Investment schemes: You can invest in these 5 schemes of the government for regular income, check scheme details

Before investing our saved money somewhere, the thought of risk definitely comes to our mind. In such a situation, we are going to tell you about 5 such investment schemes of the government, which are 100% safe. If you invest in any of these, then after retirement you will not have to worry about money at all.

Plan your retirement from now

The gap between expenses and savings is always high in middle class families. After meeting the necessary expenses from employment or salary, they want to save some money for their future. Amidst all the responsibilities, every employed person must have thought at some point of time that how can he save so much money, so that he does not have to earn in old age. The rest of his life can be spent comfortably.

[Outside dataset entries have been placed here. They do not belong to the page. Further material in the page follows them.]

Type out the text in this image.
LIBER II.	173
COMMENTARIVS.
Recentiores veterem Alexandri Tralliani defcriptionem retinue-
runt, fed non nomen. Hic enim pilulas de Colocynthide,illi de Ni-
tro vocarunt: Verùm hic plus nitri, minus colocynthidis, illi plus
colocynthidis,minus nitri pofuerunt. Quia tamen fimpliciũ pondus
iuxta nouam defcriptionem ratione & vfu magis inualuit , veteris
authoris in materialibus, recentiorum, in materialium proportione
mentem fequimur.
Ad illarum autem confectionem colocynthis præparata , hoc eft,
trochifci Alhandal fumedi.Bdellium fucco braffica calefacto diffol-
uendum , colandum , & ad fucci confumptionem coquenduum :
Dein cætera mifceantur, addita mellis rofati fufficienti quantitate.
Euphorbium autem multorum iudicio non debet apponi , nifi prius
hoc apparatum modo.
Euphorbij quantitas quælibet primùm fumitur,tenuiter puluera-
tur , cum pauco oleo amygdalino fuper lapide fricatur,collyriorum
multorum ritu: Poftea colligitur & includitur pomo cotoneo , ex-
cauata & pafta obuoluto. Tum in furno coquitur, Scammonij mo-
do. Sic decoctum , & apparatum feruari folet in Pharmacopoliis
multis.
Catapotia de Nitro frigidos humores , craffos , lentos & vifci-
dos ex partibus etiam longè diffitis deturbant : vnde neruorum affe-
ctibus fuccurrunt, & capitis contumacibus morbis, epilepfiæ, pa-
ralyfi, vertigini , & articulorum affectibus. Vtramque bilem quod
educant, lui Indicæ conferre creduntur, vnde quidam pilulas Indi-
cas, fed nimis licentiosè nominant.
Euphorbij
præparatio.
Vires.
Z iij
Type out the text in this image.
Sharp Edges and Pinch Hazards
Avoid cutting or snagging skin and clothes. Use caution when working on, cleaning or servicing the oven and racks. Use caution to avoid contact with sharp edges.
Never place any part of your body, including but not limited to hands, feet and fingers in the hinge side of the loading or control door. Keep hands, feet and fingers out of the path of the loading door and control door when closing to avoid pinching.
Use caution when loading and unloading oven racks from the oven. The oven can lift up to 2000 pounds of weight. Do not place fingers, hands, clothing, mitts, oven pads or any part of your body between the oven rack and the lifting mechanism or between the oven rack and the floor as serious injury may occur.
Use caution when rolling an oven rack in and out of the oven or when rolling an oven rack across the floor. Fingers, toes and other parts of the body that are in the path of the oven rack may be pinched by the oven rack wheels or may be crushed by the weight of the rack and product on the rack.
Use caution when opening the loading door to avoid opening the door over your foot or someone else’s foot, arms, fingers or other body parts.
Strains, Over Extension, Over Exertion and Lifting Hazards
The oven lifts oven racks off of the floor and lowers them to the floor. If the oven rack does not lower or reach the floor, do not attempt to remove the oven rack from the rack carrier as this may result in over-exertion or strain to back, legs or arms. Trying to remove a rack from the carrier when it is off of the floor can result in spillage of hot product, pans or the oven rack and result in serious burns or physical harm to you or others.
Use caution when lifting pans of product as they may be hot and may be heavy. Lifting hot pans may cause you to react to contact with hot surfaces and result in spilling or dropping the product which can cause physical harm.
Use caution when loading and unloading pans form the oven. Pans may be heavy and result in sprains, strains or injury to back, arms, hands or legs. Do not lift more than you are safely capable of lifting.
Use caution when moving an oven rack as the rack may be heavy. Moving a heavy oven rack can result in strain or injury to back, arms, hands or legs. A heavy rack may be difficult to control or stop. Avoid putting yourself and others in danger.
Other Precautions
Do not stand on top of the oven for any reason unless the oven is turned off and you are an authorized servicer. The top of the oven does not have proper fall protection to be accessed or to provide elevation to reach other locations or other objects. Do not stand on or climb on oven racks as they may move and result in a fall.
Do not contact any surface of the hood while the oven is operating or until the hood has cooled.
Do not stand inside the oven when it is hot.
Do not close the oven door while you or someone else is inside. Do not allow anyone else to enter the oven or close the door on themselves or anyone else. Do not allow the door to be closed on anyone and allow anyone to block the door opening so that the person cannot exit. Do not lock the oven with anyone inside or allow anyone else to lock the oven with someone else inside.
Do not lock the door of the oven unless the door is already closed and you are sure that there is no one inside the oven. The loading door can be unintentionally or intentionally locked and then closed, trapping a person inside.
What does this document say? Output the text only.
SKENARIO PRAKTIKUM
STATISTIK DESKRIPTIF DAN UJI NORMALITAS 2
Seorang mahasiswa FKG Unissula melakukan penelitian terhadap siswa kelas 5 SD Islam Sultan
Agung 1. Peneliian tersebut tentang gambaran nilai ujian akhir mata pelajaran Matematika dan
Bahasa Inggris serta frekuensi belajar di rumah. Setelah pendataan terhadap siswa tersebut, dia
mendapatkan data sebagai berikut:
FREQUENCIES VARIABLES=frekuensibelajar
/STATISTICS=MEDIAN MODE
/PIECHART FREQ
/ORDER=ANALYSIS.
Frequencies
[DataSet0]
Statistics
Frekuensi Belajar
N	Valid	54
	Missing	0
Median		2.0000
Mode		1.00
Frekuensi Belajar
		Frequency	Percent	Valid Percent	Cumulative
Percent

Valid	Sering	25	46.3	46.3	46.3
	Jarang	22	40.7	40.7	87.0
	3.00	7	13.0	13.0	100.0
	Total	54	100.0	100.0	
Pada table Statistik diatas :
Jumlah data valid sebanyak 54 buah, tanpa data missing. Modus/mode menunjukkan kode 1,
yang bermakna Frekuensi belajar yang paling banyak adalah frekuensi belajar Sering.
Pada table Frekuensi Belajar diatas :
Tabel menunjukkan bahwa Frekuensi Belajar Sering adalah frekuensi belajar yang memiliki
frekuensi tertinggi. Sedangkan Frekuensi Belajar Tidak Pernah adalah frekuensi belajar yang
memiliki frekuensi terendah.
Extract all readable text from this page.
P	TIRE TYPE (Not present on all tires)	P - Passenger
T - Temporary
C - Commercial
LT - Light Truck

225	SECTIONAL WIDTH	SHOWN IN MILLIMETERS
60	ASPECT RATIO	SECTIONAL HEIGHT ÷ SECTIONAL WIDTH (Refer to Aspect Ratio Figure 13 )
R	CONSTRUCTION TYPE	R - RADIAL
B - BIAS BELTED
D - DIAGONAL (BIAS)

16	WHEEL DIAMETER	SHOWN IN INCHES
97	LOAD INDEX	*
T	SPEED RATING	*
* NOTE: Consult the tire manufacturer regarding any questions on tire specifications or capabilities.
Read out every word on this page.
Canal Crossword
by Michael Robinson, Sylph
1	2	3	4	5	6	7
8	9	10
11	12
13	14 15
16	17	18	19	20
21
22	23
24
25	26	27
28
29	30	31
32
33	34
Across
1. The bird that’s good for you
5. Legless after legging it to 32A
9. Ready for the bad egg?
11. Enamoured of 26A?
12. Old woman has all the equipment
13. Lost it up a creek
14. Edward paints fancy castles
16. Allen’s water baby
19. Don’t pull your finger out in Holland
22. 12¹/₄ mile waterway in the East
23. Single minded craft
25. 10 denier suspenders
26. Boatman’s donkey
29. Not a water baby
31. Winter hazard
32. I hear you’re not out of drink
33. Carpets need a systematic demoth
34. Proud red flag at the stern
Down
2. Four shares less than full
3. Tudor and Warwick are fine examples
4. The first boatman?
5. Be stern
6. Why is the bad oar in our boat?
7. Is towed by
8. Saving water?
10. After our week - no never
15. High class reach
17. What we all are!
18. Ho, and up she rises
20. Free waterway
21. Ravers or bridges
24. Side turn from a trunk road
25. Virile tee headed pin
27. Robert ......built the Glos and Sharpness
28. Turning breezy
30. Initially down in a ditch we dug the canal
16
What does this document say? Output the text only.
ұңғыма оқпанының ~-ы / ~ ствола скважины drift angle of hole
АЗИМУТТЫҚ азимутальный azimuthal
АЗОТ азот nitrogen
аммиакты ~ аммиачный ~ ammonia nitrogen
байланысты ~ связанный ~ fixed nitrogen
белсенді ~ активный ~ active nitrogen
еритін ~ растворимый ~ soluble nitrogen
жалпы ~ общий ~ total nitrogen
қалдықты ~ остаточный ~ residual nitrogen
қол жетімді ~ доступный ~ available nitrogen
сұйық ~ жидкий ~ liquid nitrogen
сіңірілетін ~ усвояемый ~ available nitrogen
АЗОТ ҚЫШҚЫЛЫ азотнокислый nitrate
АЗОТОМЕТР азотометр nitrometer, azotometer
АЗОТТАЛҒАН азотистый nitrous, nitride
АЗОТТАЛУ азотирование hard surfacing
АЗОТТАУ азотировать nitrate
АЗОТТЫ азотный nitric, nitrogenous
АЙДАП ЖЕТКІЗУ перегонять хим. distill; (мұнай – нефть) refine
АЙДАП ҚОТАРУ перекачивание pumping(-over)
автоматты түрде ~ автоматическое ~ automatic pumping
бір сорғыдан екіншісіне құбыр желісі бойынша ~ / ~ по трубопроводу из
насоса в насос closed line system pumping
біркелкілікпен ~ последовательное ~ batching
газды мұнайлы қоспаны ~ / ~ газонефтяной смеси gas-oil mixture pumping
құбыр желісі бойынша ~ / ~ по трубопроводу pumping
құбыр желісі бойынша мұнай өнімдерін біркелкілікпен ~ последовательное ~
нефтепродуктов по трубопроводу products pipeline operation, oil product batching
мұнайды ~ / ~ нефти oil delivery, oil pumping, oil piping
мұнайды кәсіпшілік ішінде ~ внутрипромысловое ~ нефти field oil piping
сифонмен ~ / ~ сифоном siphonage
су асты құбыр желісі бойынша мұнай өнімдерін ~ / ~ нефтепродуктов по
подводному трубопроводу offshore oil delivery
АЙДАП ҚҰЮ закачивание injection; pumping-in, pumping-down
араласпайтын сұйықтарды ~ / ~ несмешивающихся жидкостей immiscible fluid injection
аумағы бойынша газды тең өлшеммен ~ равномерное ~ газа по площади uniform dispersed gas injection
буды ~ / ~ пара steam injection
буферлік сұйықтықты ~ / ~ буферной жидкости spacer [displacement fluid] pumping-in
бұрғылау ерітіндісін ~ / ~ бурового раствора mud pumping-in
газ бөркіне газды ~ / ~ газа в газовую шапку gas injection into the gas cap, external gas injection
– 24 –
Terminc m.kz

These 5 investment schemes are 100% safe

Before investing our saved money somewhere, the thought of risk definitely comes to our mind. In such a situation, we are going to tell you about such 5 investment schemes of the government, which are 100% safe. If you invest in any of these, then after retirement you will not have to worry about money at all.

  1. Employee Provident Fund (EPF).

Any government or private employee has a Provident Fund (PF) account. This provides social security in case of retirement or job loss. Crores of employees in India are associated with EPFO. 12% of the employee’s basic salary is deposited in the PF account. The company deposits the same amount. This fund matures when the employee turns 58 years old. Then the employee can withdraw the amount deposited in it. Through this, you can raise a good amount for your retirement. In case of an emergency, partial withdrawal is allowed from it. The special thing about this scheme is that your contribution in it is eligible for tax deduction under section 80C.

2. Unified Pension Scheme

Unified Pension Scheme is a new pension scheme for government employees. Under this, employees will be given assured pension after retirement. The pension amount will be 50% of the average basic pay of 12 months before retirement. All those who have retired under NPS since its inception and those who retire by March 31, 2025 will also be eligible for all the benefits of UPS. They will get the dues after adjusting whatever money they have withdrawn. UPS gives you the facility of assured family pension. DA will also be applicable in this. DA will be based on All India Consumer Price Index for Industrial Workers.

3. Pradhan Mantri Vaya Vandana Yojana (PMVVY)

PMVVY (Pradhan Mantri Vaya Vandana Yojana) is a pension scheme designed for senior citizens aged 60 years and above. The aim of this scheme is to provide financial security to senior citizens in old age. It gives a guaranteed return of 7.4% for 10 years. Market volatility does not affect the returns on this scheme. This provides financial security, which is very important at this age. A maximum of Rs 15 lakh can be invested per person in this. This scheme provides fixed monthly, quarterly or annual pension depending on the investment amount.

4. Public Provident Fund (PPF)

If you are looking for an investment with tax exemption and returns, then investing in Public Provident Fund i.e. PPF can be a very good option. Investment in PPF comes under the category of EEE. In this scheme, you get the full benefit of income tax exemption. You do not have to pay any tax on the amount received on maturity. The government guarantees you security in PPF account. Currently, 7.1% annual interest is being given on PPF account. That means by investing in it, you can save a lot of your tax on one hand and on the other hand you can also get returns. Investment in PPF is for 15 years. But you can keep your money deposited as long as you want. You will keep getting interest on it. The minimum investment amount in PPF has been kept at Rs 500. A maximum of Rs 1.5 lakh can be invested in a year.

5. Senior Citizen Saving Scheme

If you are a senior citizen and want to save tax along with safe investment, then you can invest money in Post Office Senior Citizen Savings Scheme Account (SCSS). People above 60 years of age can invest money in this scheme. Currently, 8.20% annual interest is being given in this scheme. This scheme is 100% secured by the government. The maturity period of this scheme is 5 years. The maximum limit of investment is Rs 30 lakh per person. The interest keeps getting revised every 3 months. If a couple invests, then the combined monthly income becomes 41000. By investing in this scheme, you can claim a deduction of Rs 1.5 lakh from your total income under section 80C of the Income Tax Act.